Nel processo di trattamento termico, il calore non è semplicemente una questione di temperatura: si tratta piuttosto di un mezzo per controllare i processi che avvengono sul vetro. Quando si utilizzano lampade a infrarossi per l’annullamento delle tensioni nel vetro, si riesce a gestire i gradienti termici, determinando così se il vetro possa essere utilizzato oppure debba essere scartato.
Durante la piegatura del vetro, anche piccole irregolarità nel campo termico possono causare distorsioni ottiche e fenomeni di ritorno elastico del vetro stesso. Nel processo di tempra, un riscaldamento insufficiente genera concentrazioni di stress che aumentano il rischio di rottura del vetro. Nella laminazione, un riscaldamento lento o irregolare può causare l’accumulo di aria tra i strati del vetro, riducendo così l’efficacia del processo e allungando i tempi necessari per completarlo. Infine, nella fase di essiccazione degli strati di rivestimento, troppa convettione o un controllo insufficiente delle temperature può causare problemi legati alla qualità del rivestimento stesso.

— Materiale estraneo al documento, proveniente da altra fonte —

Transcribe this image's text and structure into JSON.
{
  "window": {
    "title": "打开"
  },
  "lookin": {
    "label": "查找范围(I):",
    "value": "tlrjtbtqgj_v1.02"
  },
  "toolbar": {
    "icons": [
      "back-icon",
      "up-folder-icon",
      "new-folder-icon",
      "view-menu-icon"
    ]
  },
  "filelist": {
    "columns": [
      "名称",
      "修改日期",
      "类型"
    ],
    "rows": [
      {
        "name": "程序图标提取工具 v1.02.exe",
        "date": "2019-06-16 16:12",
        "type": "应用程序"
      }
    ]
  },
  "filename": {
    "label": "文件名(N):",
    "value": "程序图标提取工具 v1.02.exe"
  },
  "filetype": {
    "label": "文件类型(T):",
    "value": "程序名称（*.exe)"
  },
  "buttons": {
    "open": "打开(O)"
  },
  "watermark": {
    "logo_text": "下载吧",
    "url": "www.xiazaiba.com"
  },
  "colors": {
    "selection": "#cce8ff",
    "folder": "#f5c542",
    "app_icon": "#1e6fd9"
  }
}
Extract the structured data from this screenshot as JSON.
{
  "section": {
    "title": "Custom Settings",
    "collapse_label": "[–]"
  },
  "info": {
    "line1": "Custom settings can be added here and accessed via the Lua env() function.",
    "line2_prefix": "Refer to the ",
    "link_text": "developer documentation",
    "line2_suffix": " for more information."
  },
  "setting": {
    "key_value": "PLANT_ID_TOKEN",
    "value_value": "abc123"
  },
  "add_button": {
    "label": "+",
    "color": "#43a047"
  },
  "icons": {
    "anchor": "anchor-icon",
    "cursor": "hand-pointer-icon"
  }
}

Cosa è importante dal punto di vista tecnico
L’annullamento delle tensioni nel vetro tramite lampade a infrarossi richiede che lo spettro di emissione delle lampade corrisponda all’emissività del vetro e al tempo disponibile per il trattamento. Le lampade a onde corte in quarzo permettono una risposta rapida e intensa, utile per procedimenti di riscaldamento rapidi; invece, le lampade a onde medie e i dispositivi in fibra di carbonio permettono un riscaldamento più uniforme, utile per vetri più spessi o per processi di riscaldamento più lunghi. Regoliamo i dispositivi di emissione in modo che la densità di potenza rimanga costante su tutta la superficie del vetro. Il profilo termico viene definito grazie all’ottica e ai sistemi di controllo, e non a zone surriscaldate o fredde. La potenza prodotta viene regolata in kW/m², in modo da adattarsi alla velocità di produzione e allo spessore del vetro. Il sistema di controllo mantiene quindi la stabilità delle condizioni di riscaldamento entro tolleranze molto strette.
Perché funziona nei nostri processi
Nella piegatura del vetro, l’annullamento delle tensioni tramite lampade a infrarossi permette di ottenere una zona di riscaldamento precisa e localizzata, riducendo così il raffreddamento degli angoli del vetro e evitando difetti ottici. Per quanto riguarda la tempra, le lampade riducono i tempi di riscaldamento e migliorano l’uniformità della temperatura, facendo sì che il processo di tempra sia più preciso e riducendo il rischio di rottura del vetro. Nella laminazione di materiali come EVA/SGP/PVB, questo metodo accelera la fase di riscaldamento, mantenendo al contempo un flusso uniforme dei materiali, riducendo così i tempi totali del processo. Per quanto riguarda l’essiccazione degli strati di rivestimento, le lampade a infrarossi agiscono direttamente sulla superficie del rivestimento, riducendo l’accumulo di solventi e migliorando la qualità della superficie, senza surriscaldare il substrato.
I vantaggi
Grazie a questo approccio, si ottiene un tasso di successo maggiore nella prima fase di produzione, meno operazioni di correzione e una produzione più prevedibile.
Le sfide
Le lampade a infrarossi richiedono attenzione particolare riguardo alla distanza tra le lampade stesse, alla geometria dei riflettori e alle condizioni ambientali. Quando lo spessore del vetro o la sua emissività cambiano, è necessario verificare nuovamente il profilo di riscaldamento. È inoltre importante garantire una corretta distribuzione dell’energia termica, un adeguato raffreddamento e facilità di accesso per le riparazioni. La durata delle lampade diminuisce a causa degli shock termici ripetuti; pertanto è importante gestire i processi di riscaldamento e raffreddamento in modo controllato. Se tutto viene gestito correttamente, l’annullamento delle tensioni tramite lampade a infrarossi offre un riscaldamento stabile, con un consumo energetico inferiore rispetto ai forni a convettione tradizionali, e una risposta più rapida rispetto ai pannelli resistentivi tradizionali.